I am following this tutorial for integrating google smart home with node-red so that I can trigger flows with “ok google …”. Node-red runs as an add-on in home assistant. My home assistant is exposed to the internet via custom domain and reverse proxy that does ssl off-loading using a letsencrypt valid ssl cert (required by the add-on but I already have this in place).
I have completed all the fun google authentication setup stuff in this tutorial. The final requirement for this setup is verifying that I can reach https://example.com:3001/check. The node-red-contrib-google-smarthome palette that I’ve added to node-red basically listens on this port 3001. So in order to achieve this I need to forward port 3001 on my domain to the home assistant host (I’ve done this) but I also need to tell home assistant to map port 3001 to the node-red container (not sure how to do this). Any advice?
Strictly speaking, it’s not that you need to forward from HA to NR. The google smarthome node is going to listen to whatever port is configured. However, docker isolates containers to only whatever is specifically allowed. This isolation also allows for a port to be mapped to another - for example, port 1234 outside the container might be mapped to port 5678 inside the container.
If you have control over the container’s configuration, you can do this yourself. However, I’m guessing that you’re using the Node Red addon, in which case you’re limited to what that addon allows you to do. Node Red normally listens to port 1880, and the addon allows you to map this to a different port outside the container. You can’t expose any other ports using this addon.
So technically you could map 1880 to 3001 outside the container, but this doesn’t help much, so you might as well just use 1880 everywhere instead. Either way, this will also expose your whole NR editor to the internet. From my minimal testing it looks like the addon will require your HA credentials (without 2FA) to get to the NR editor, and I assume no credentials for non-editor access (using NR’s “adminAuth” mechanism that is not exposed by the addon).
Personally I’d run this on a different machine. Assuming you used a docker container, you could then have it configured for port 3001 and not expose port 1880 to the internet at all (or at least protect it).
You’re correct that the plugin setup advised that I could re-use port 1880 and you’re also correct that if I do that I expose NR to the world and I do not want to do that.
I agree that I could run NR outside of HA to also resolve this but I’m not ready to do that.
I found that if I log into the host ssh at port 22222 then I can configure the container port mapping such that I can get the host port 3001 connected to the NR container.

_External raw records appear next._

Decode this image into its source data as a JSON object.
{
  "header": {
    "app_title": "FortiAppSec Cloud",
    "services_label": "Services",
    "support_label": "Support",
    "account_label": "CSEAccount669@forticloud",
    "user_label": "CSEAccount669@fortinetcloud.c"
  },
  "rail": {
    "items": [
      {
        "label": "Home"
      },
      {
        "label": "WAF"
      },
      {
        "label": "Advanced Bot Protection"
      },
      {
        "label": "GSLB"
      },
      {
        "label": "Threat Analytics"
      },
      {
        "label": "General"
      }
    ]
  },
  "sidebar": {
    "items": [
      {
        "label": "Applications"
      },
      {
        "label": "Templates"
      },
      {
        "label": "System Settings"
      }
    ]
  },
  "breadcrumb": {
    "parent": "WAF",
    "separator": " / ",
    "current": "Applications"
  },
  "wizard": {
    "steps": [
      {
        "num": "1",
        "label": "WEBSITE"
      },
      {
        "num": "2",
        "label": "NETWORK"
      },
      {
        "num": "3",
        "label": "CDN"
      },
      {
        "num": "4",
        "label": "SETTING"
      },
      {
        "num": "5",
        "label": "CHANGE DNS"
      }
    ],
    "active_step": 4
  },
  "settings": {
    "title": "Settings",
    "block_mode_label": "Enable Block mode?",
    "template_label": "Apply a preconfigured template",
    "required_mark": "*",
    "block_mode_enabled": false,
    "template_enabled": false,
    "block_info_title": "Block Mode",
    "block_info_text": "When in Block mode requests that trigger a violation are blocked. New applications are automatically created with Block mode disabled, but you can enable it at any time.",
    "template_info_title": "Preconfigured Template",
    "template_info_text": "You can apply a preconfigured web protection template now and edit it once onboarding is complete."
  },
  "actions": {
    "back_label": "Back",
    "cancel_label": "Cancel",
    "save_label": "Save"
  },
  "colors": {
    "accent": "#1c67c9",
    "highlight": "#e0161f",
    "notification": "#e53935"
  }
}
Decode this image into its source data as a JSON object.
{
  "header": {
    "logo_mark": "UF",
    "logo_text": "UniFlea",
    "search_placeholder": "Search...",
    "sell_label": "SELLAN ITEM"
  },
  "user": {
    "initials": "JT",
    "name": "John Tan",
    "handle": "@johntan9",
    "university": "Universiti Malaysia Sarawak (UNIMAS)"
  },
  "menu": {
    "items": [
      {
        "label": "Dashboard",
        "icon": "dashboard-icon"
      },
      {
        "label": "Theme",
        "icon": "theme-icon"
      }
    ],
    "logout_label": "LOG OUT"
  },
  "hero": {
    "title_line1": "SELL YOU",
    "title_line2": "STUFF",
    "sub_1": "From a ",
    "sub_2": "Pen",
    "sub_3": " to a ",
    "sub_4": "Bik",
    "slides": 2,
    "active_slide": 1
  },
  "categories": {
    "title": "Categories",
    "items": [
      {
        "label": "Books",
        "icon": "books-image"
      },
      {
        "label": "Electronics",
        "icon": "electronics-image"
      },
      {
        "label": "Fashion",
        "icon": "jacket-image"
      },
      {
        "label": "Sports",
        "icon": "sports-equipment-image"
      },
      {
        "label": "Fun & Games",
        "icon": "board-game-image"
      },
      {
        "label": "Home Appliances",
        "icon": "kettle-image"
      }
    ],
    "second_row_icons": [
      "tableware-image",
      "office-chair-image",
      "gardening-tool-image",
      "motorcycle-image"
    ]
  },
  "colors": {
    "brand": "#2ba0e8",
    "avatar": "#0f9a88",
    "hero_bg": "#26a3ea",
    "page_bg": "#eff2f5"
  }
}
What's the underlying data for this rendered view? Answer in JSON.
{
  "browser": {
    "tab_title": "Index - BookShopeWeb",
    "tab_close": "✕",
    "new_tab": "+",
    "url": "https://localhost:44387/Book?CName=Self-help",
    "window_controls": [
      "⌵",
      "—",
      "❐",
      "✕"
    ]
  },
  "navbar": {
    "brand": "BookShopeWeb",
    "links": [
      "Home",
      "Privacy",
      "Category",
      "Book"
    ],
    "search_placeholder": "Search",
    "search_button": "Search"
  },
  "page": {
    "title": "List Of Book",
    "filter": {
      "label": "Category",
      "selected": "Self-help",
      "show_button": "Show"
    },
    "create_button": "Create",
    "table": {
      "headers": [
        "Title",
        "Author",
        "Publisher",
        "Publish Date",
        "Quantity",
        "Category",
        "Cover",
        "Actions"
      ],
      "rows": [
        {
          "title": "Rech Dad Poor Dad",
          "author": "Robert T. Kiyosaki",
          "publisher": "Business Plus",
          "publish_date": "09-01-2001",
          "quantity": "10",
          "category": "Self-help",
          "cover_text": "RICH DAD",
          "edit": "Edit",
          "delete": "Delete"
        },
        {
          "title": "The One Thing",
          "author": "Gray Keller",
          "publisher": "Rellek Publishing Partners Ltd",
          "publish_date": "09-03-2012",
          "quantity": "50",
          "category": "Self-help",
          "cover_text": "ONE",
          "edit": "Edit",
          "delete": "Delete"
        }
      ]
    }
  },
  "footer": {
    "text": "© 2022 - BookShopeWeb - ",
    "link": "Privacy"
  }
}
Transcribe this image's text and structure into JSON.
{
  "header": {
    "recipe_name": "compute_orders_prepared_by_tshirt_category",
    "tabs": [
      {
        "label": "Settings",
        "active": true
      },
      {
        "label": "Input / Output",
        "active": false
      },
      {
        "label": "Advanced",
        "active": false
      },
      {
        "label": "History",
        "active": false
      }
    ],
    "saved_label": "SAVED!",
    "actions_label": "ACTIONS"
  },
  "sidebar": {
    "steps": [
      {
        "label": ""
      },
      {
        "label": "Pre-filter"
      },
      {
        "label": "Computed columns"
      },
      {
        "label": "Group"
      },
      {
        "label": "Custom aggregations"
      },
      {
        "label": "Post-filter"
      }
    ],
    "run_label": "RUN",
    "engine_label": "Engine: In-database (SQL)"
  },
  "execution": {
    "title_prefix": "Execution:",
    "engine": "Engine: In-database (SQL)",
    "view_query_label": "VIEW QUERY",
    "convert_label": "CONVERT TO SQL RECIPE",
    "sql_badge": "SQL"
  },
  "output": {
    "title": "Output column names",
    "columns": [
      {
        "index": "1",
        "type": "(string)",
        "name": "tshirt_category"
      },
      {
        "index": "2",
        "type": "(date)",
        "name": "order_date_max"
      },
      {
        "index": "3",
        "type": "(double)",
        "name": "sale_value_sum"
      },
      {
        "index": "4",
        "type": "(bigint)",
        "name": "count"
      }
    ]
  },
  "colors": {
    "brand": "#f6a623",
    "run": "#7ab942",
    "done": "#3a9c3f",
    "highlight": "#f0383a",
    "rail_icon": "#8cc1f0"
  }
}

The issue I ran into is that with the new palette enabled and supposedly listening on port 3001 in the container – I don’t see it. I checked using netcat and ss wget and that port doesn’t appear to be open. I checked with a shell in the NR container itself. I’m not quite sure what I’m doing wrong. So I guess I’m stuck until I resolve that.
One thing I think I’m fundamentally misunderstanding is how port 1880 could even be shared in the first place. At the socket level you cannot share ports. So something else to enable this tcp communication on port 3001 (or reuse of 1880) must be occurring. Any ideas there?
The port isn’t being shared - Node Red is listening to 1880, and it allows multiple things inside Node Red to respond. This is, for example, how the http-in node works, as it is also “listening” on port 80. If you tried to start a separate docker container that was also listening on port 1880 (on the host), it would fail as already being in use.
Oh ok, that makes sense. However, any idea why I couldn’t see port 3001 open?
How are you opening that port? With a docker container you would have to change the config and recreate the container. Or have a look at this, although I’m not sure how that will work with HA. It would also not survive a restart.
With this node-red add-on it defaults to port 3001 for http (tcp) communication. You’re suppose to port forward from your firewall to the node-red host. As you said, the HA node-red addon is in a container so the port is not open at the host. But I connected to the shell of the node-red container directly and checked if port 3001 was open and it was not. So that seems suspect.
The documentation for the addon says if you leave the port empty it will use the same as NR (ie. normally 1880). Did you have it configured for 3001 and deployed when you checked? Not that it will help, because getting it accessible from outside the container is the hard part.
The tutorial recommended port 3001 and this is what I configured it for. It’s strange the port isn’t open when checking within the container.
Assuming I can fix this issue above then I know how to edit the docker compose file so that the container port is always open (even after reboots)
I just went through all this and here’s what works for me.
Since I have my own domain, I went into DNS and created a subdomain: nr.example.com. Forward that to your home IP.
I also use NGINX reverse proxy. So I created a new Proxy Host that sends nr.example.com to my HASSIO machine with a port of your choosing e.g. 192.168.1.101:1234 This should not expose your whole NodeRed, just the SmartHome server.
NGINX can request a new SSL certificate for you, or use a wildcard if you have one.
In Node Red, set the Google SmartHome configuration node to the same port: 1234
Now test: https://nr.example.com/check
This way, when creating google actions, account linking, service account, credentials etc. there is no need to use any ports
Now I just need to figure out the pros and cons of all the different types of devices.